In fact the pharmaceutical substances involved are of secondary importance; the object of the investigation is how molecules with different chemical properties can more easily get to where they are needed.
"We have chosen a fat-soluble and a water-soluble model substance. These molecules can go different ways – it's quite possible that a larger door will be opened for the water-soluble molecule than for the fat-soluble one, or vice versa. Most pharmaceutical molecules have oil properties, i.e. they are fat-soluble, whereas most creams are water-soluble.
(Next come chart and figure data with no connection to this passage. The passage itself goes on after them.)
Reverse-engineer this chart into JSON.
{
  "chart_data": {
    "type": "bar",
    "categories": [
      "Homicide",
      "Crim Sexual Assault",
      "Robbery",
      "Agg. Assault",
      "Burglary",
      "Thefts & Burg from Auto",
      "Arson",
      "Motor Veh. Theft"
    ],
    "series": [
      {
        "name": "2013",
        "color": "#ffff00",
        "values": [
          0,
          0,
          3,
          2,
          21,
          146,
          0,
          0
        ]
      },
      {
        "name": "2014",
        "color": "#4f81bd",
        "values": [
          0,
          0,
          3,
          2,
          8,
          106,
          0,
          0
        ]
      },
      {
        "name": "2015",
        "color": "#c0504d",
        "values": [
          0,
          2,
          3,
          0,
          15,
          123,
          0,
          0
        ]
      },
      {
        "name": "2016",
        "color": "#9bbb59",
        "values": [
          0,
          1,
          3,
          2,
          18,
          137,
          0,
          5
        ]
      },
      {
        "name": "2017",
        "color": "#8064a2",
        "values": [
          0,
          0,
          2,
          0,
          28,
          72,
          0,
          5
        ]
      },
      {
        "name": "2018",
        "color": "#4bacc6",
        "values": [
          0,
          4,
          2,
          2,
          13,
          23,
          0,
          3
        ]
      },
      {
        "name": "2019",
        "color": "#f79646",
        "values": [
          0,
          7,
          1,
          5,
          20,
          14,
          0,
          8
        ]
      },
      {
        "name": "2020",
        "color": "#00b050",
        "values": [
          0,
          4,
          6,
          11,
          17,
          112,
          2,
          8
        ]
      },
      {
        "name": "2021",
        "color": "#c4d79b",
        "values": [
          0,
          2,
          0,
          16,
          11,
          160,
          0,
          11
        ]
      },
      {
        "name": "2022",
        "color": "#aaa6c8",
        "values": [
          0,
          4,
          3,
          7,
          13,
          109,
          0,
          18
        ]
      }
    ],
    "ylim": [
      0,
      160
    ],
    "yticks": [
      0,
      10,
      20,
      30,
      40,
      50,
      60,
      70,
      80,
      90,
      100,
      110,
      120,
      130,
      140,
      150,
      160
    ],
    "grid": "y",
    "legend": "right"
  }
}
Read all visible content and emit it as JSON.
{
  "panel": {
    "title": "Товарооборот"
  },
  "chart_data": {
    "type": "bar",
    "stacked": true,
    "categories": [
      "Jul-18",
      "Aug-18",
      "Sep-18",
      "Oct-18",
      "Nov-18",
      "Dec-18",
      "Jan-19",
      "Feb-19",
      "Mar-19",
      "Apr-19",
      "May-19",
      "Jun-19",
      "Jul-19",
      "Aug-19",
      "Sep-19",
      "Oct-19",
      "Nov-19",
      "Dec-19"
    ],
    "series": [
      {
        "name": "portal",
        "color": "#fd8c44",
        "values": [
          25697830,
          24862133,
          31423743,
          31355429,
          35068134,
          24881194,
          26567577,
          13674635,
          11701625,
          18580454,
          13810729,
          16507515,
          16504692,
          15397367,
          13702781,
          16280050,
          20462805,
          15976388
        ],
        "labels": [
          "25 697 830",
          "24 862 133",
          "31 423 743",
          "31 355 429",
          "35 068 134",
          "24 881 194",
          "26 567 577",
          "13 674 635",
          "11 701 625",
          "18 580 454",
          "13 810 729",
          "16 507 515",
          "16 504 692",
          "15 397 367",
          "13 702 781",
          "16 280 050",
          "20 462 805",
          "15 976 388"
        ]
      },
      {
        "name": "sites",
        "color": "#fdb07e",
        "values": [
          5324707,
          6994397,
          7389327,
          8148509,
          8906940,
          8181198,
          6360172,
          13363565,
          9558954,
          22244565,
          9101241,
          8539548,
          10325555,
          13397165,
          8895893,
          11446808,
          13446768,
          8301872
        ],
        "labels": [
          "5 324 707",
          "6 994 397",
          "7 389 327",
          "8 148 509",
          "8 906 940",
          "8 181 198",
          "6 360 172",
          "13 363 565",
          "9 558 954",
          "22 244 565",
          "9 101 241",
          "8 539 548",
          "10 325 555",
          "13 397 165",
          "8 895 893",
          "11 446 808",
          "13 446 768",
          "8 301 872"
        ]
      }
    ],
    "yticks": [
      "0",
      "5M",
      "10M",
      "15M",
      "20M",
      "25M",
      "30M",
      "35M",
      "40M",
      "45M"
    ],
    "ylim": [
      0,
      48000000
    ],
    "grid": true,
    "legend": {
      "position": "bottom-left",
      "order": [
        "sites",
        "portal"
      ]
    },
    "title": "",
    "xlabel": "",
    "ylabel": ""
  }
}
Oil and water don't mix. This is central to much of what we do here at the research centre. To simplify somewhat, creams are usually drops of oil in water, together with an emulsifier which makes the consistency smooth. But water drops in oil make the cream more like an ointment. Ointments are stickier and not as manageable as creams. There is more demand for creams. Gels consist largely of water which evaporates on application to the skin. Ointment, cream or gel – often a company can choose to produce a variant of each with the same pharmaceutical substance, in order to cover a larger market segment. We are working with all three variants, but creams are the most common".

Johan Engblom observes that the research network which is now being established in southern Sweden is strong and competitive, and will connect chemistry and medicine more closely. The project has been underway since March and will run for three years. From Malmö University, the participants are Johan Engblom, Tautgirdas Ruzgas, Peter Falkman, Cathrine Albèr and a new postdoc. Further participants are Henri Hansson and Anna Karin Morén from Galenica, Birgitta Svensson and Torbjörn Sund from Bioglan, David Gustafsson and Tomas Fex from Emeriti Pharma, and Marica Ericson from Gothenburg University. The project is expected to generate at least six research publications.

"We have a formalised timetable, but as with all scientific studies, new issues are bound to arise along the way and the lessons we learn from them will obviously affect the paths we choose in the project", says Johan Engblom.